Chiedere che il ‘fondo europeo di stabilità finanziaria’ varato nel maggio scorso venga reso permanente, una misura che non solo sconfiggerebbe la speculazione, ma che costituirebbe un’assunzione collettiva di responsabilità, cioè una solidarietà europea irreversibile sul fronte del debito pubblico, passo decisivo per la nascita di un governo federale in campo economico.

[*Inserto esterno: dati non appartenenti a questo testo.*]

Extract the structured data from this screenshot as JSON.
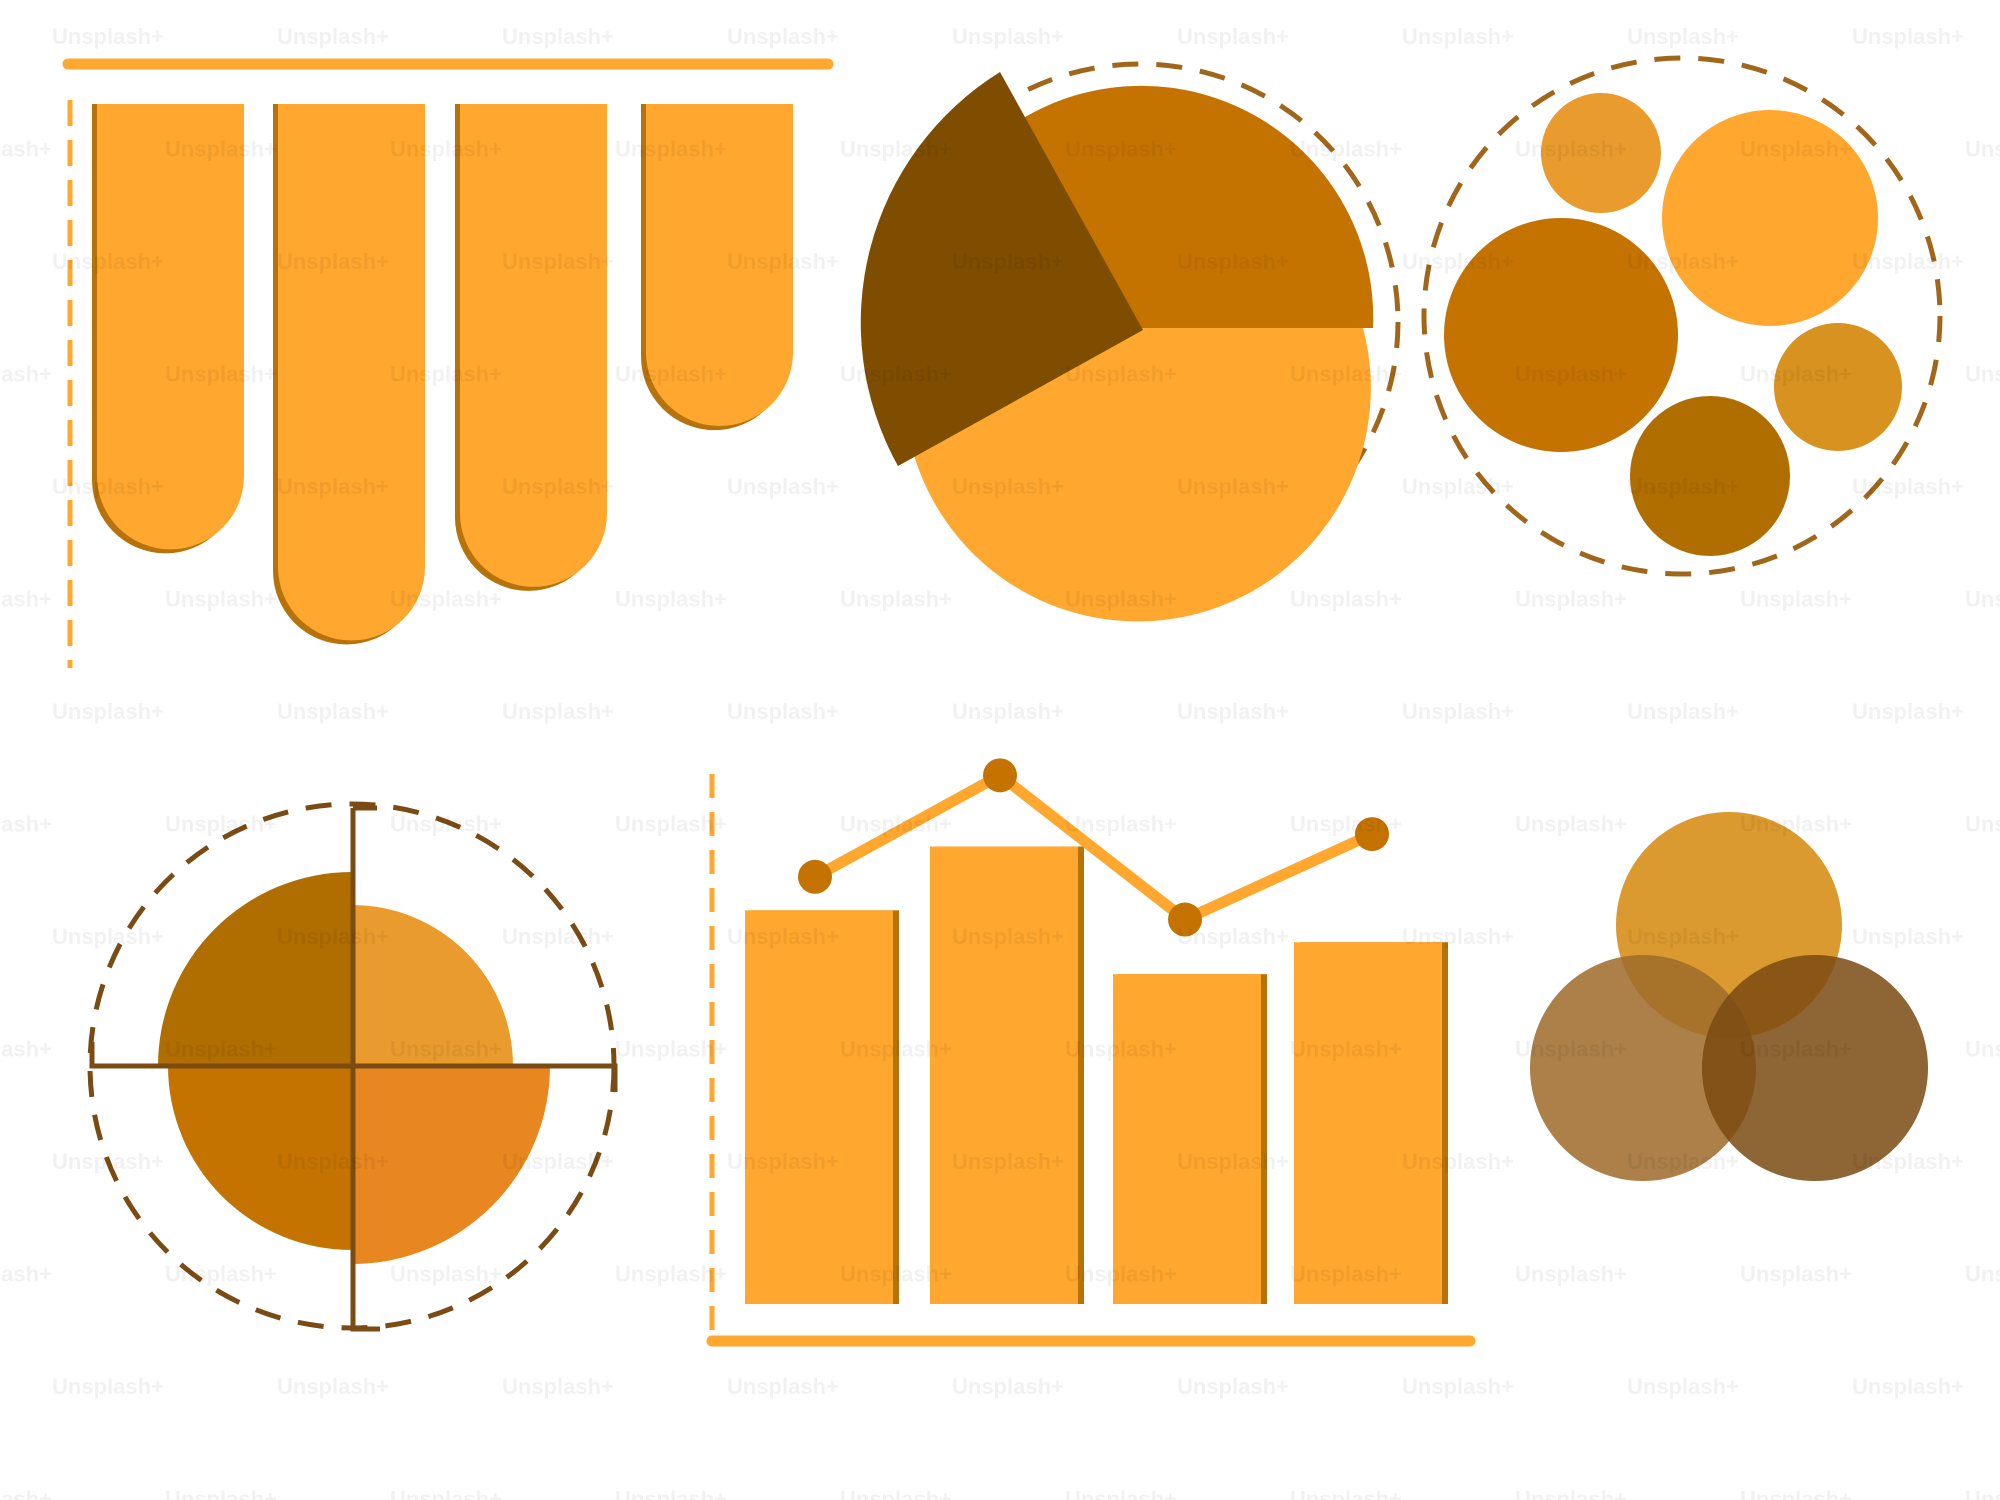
{
  "watermark": {
    "text": "Unsplash+"
  },
  "colors": {
    "light_orange": "#FFA72F",
    "orange_shadow": "#B7720A",
    "amber": "#C47300",
    "dark_brown": "#7E4D00",
    "golden": "#E99B2E",
    "golden_dark": "#D8921F",
    "dark_gold": "#B06D00",
    "deep_orange": "#E88620",
    "dashed_gold": "#A0661A",
    "dashed_brown": "#7A4B12",
    "venn_top": "#D8921F",
    "venn_left": "#9E6B2A",
    "venn_right": "#7A4A10"
  },
  "graphics": [
    {
      "name": "hanging-bars-graphic",
      "kind": "hanging-bars",
      "values": [
        0.83,
        1.0,
        0.9,
        0.6
      ]
    },
    {
      "name": "pie-chart-graphic",
      "kind": "pie"
    },
    {
      "name": "bubble-cluster-graphic",
      "kind": "bubbles"
    },
    {
      "name": "quadrant-circle-graphic",
      "kind": "quadrant"
    },
    {
      "name": "bar-line-combo-graphic",
      "kind": "bar-line",
      "bar_values": [
        0.74,
        0.86,
        0.62,
        0.68
      ],
      "line_values": [
        0.8,
        0.99,
        0.72,
        0.88
      ]
    },
    {
      "name": "venn-diagram-graphic",
      "kind": "venn"
    }
  ]
}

2) Un’Italia federale. Realizzazione di un federalismo ‘interno’ nell’ambito di un assetto condiviso e stabile del sistema costituzionale italiano e nel quadro di un processo di unificazione federale dell’Unione. Ciò costituirebbe, da una parte, la garanzia effettiva del mantenimento dell’unità del Paese, dall’altra consentirebbe di suddividere più agevolmente poteri, competenze e risorse tra il livello locale, nazionale ed europeo a seconda della tutela che occorre accordare ai diversi beni pubblici, sulla base del principio di sussidiarietà.

3) Un’Italia per la legalità. Misure drastiche di lotta all’evasione fiscale ed alle varie mafie, con rottura del mix politica-affari, condizione necessaria per avviare nuovi processi di investimento e di sviluppo economico: solo un’Italia europea supportata da una UE in cammino verso la costruzione di un ‘governo federale’ può rendere credibile questa battaglia decisiva per la democrazia del Paese.

4) Un’Italia per le riforme. Una nuova legge elettorale che dia effettive possibilità di scelta ai cittadini; una legge sul conflitto d’interessi; misure per la riduzione dei costi della politica; misure a breve per salvaguardare la coesione sociale (lotta alla disoccupazione ed alla xenofobia).

Attorno a questi punti programmatici possono unirsi quelle forze politiche italiane che ritengono che il Paese non debba ulteriormente pagare il costo di una decadenza politica, economica e sociale e di una lotta politica ridotta a pratica di dossieraggio e di ricatti. E che il recupero di una politica ‘alta’ e la rinascita del Paese passano attraverso la ripresa del processo di unificazione politica dell’Europa fino al suo definitivo completamento: la Federazione europea.